Vordering tot schadevergoeding [benadeelde partij]
In het onderhavige strafproces heeft [benadeelde partij] zich als benadeelde partij gevoegd en een vordering ingediend tot vergoeding van geleden materiële en immateriële schade als gevolg van het aan de verdachte ten laste gelegde, tot een bedrag van € 4.909,-.
In hoger beroep heeft de benadeelde partij deze vordering verminderd tot een bedrag van € 990,-.
De advocaat-generaal heeft geconcludeerd tot toewijzing van de vordering van de benadeelde partij tot een bedrag van € 840,-, met oplegging van de schadevergoedingsmaatregel.
De vordering van de benadeelde partij is namens de verdachte betwist.
Nu de verdachte ter zake van het ten laste gelegde wordt vrijgesproken, dient de benadeelde partij niet-ontvankelijk te worden verklaard in de vordering.

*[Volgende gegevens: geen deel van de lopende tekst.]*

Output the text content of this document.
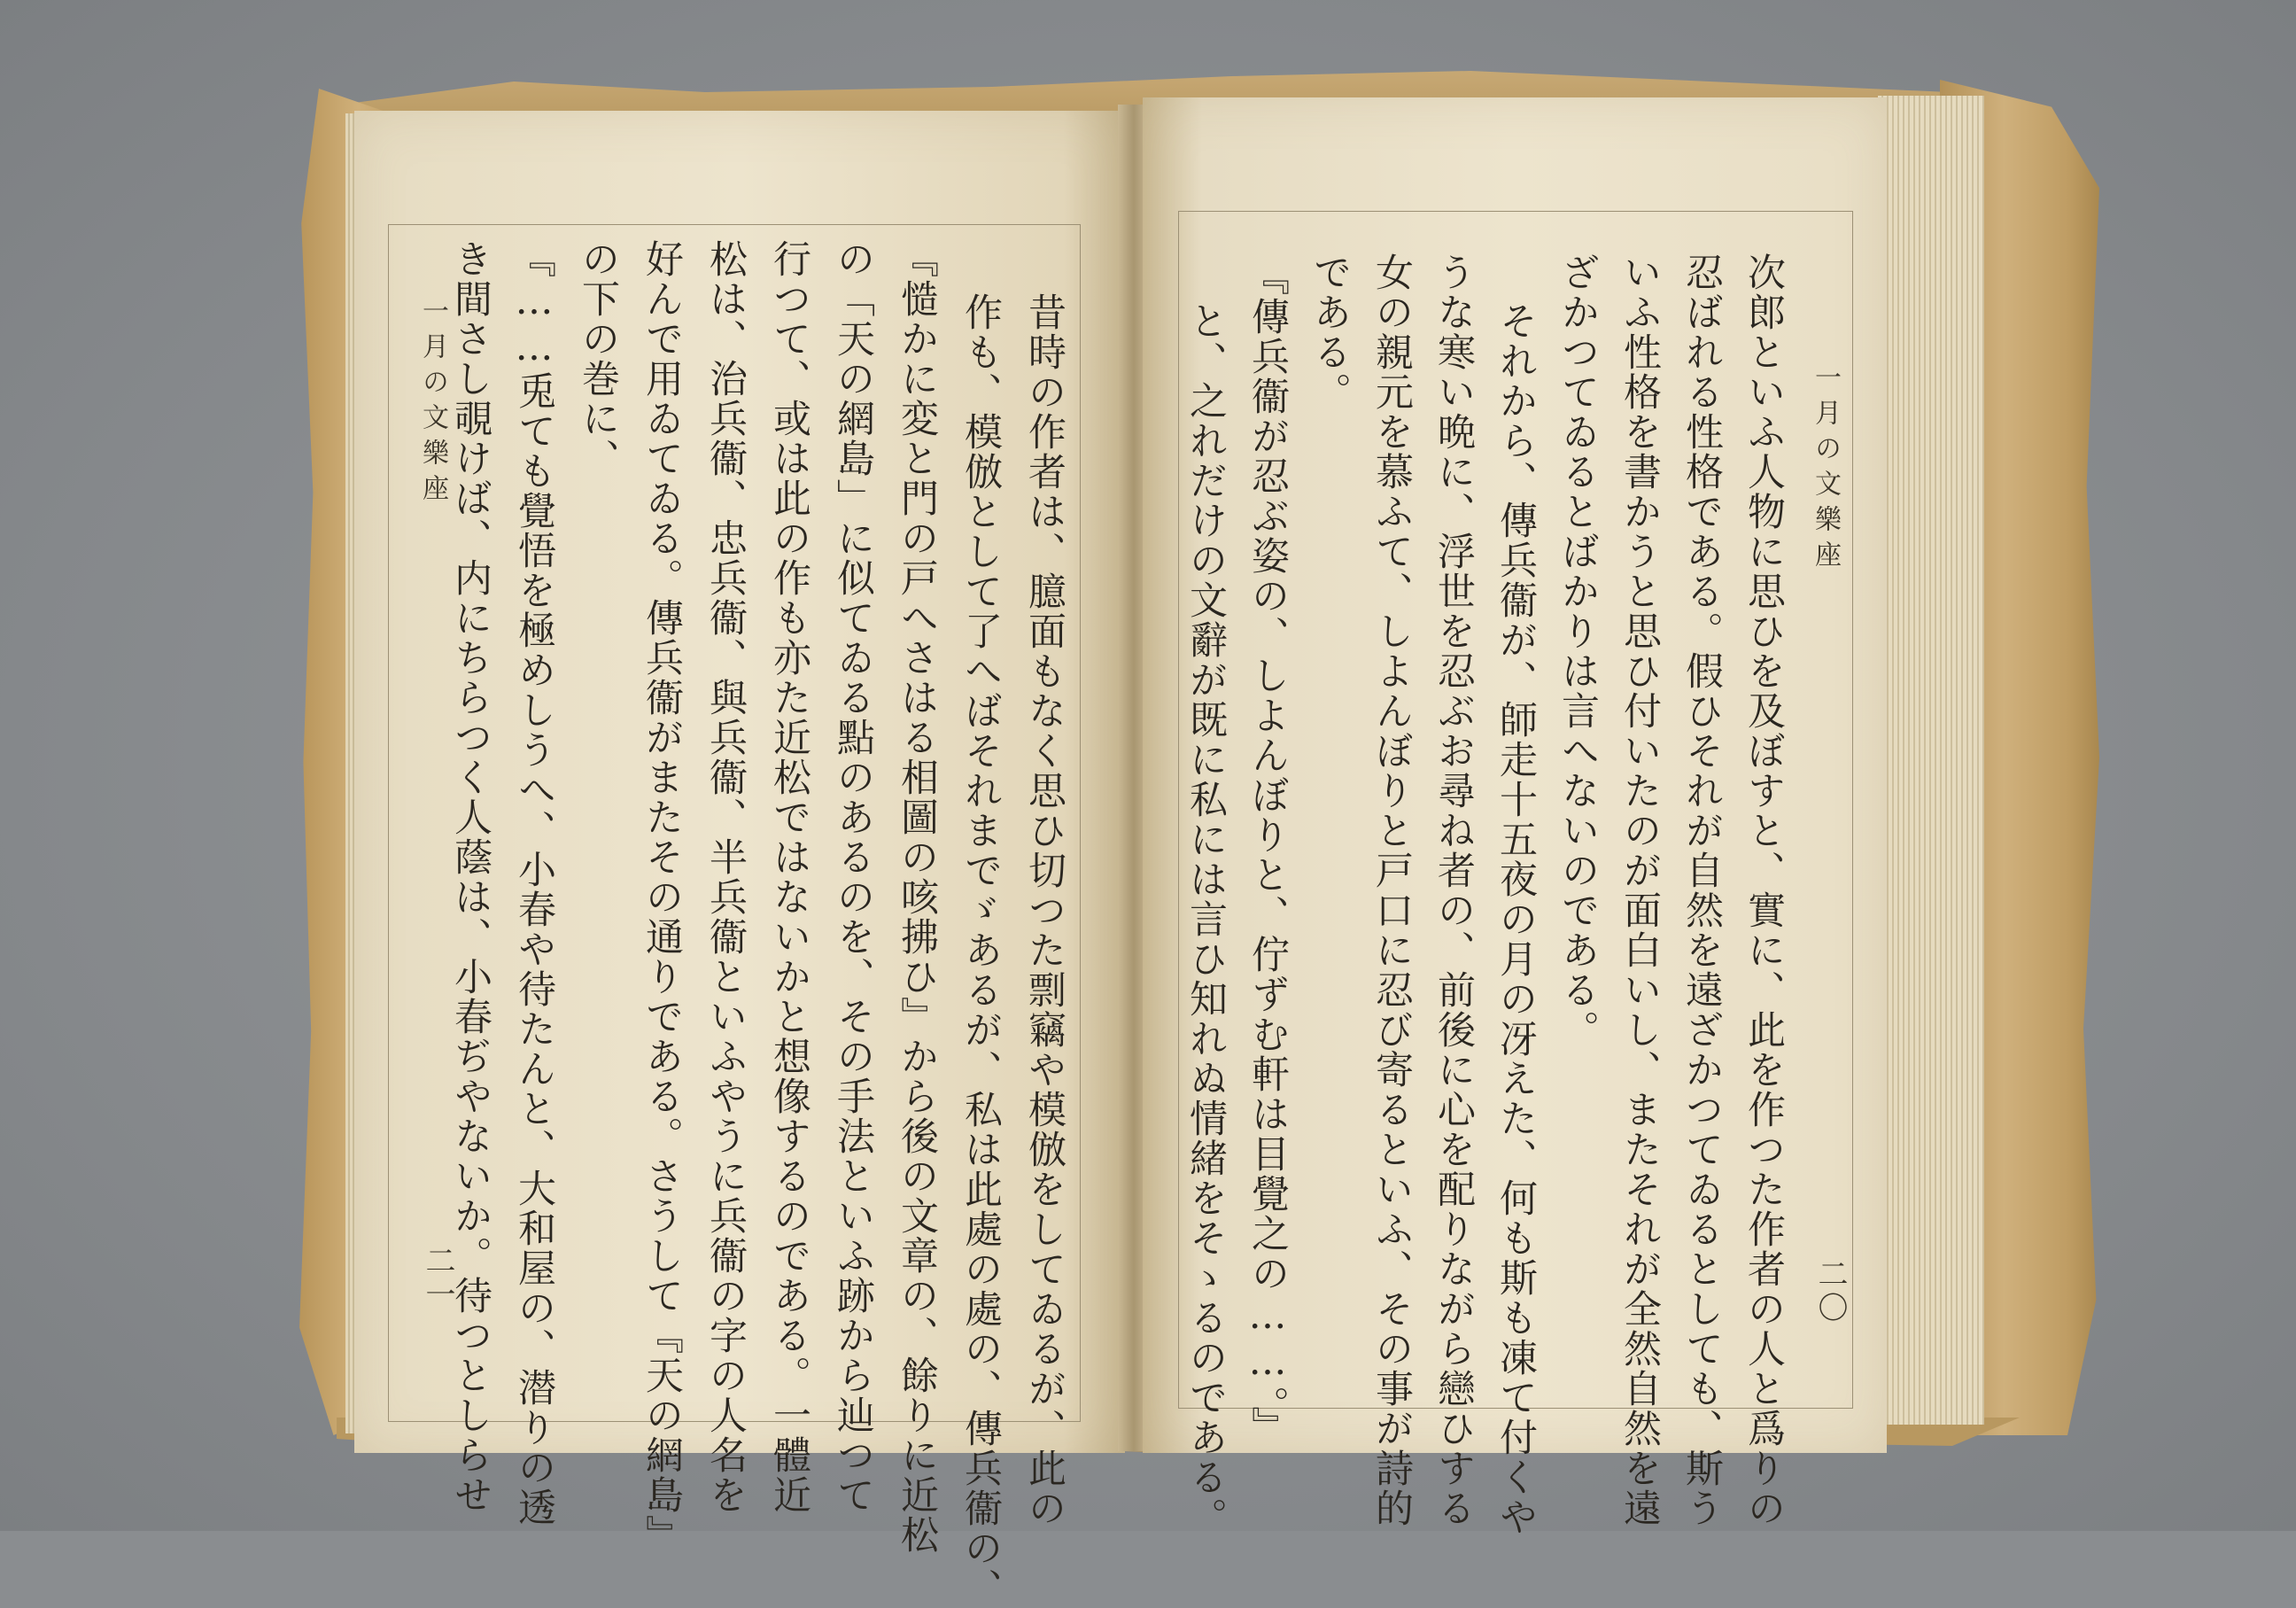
一月の文樂座
二一	昔時の作者は、臆面もなく思ひ切つた剽竊や模倣をしてゐるが、此の
作も、模倣として了へばそれまでゞあるが、私は此處の處の、傳兵衞の、
『慥かに変と門の戸へさはる相圖の咳拂ひ』から後の文章の、餘りに近松
の「天の網島」に似てゐる點のあるのを、その手法といふ跡から辿つて
行つて、或は此の作も亦た近松ではないかと想像するのである。一體近
松は、治兵衞、忠兵衞、與兵衞、半兵衞といふやうに兵衞の字の人名を
好んで用ゐてゐる。傳兵衞がまたその通りである。さうして『天の網島』
の下の巻に、
『……兎ても覺悟を極めしうへ、小春や待たんと、大和屋の、潜りの透
き間さし覗けば、内にちらつく人蔭は、小春ぢやないか。待つとしらせ	一月の文樂座
二〇
次郎といふ人物に思ひを及ぼすと、實に、此を作つた作者の人と爲りの
忍ばれる性格である。假ひそれが自然を遠ざかつてゐるとしても、斯う
いふ性格を書かうと思ひ付いたのが面白いし、またそれが全然自然を遠
ざかつてゐるとばかりは言へないのである。
それから、傳兵衞が、師走十五夜の月の冴えた、何も斯も凍て付くや
うな寒い晩に、浮世を忍ぶお尋ね者の、前後に心を配りながら戀ひする
女の親元を慕ふて、しよんぼりと戸口に忍び寄るといふ、その事が詩的
である。
『傳兵衞が忍ぶ姿の、しよんぼりと、佇ずむ軒は目覺之の……。』
と、之れだけの文辭が既に私には言ひ知れぬ情緒をそゝるのである。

Nu door of namens de verdachte niet is gesteld dat deze met het oog op de verdediging tegen de vordering tot schadevergoeding van de benadeelde partij kosten heeft gemaakt, kan een kostenveroordeling achterwege blijven.

BESLISSING

Het hof:
Vernietigt het vonnis waarvan beroep en doet opnieuw recht:
Verklaart niet bewezen dat de verdachte het ten laste gelegde heeft begaan en spreekt de verdachte daarvan vrij.
Verklaart de benadeelde partij [benadeelde partij] in de vordering tot schadevergoeding niet-ontvankelijk.
Dit arrest is gewezen door mr. L.F. Gerretsen-Visser, mr. C.M. le Clercq-Meijer en mr. J.W. Wabeke,
in bijzijn van de griffier mr. R.T. Poort.
Het is uitgesproken op de openbare terechtzitting van het hof van 14 augustus 2013.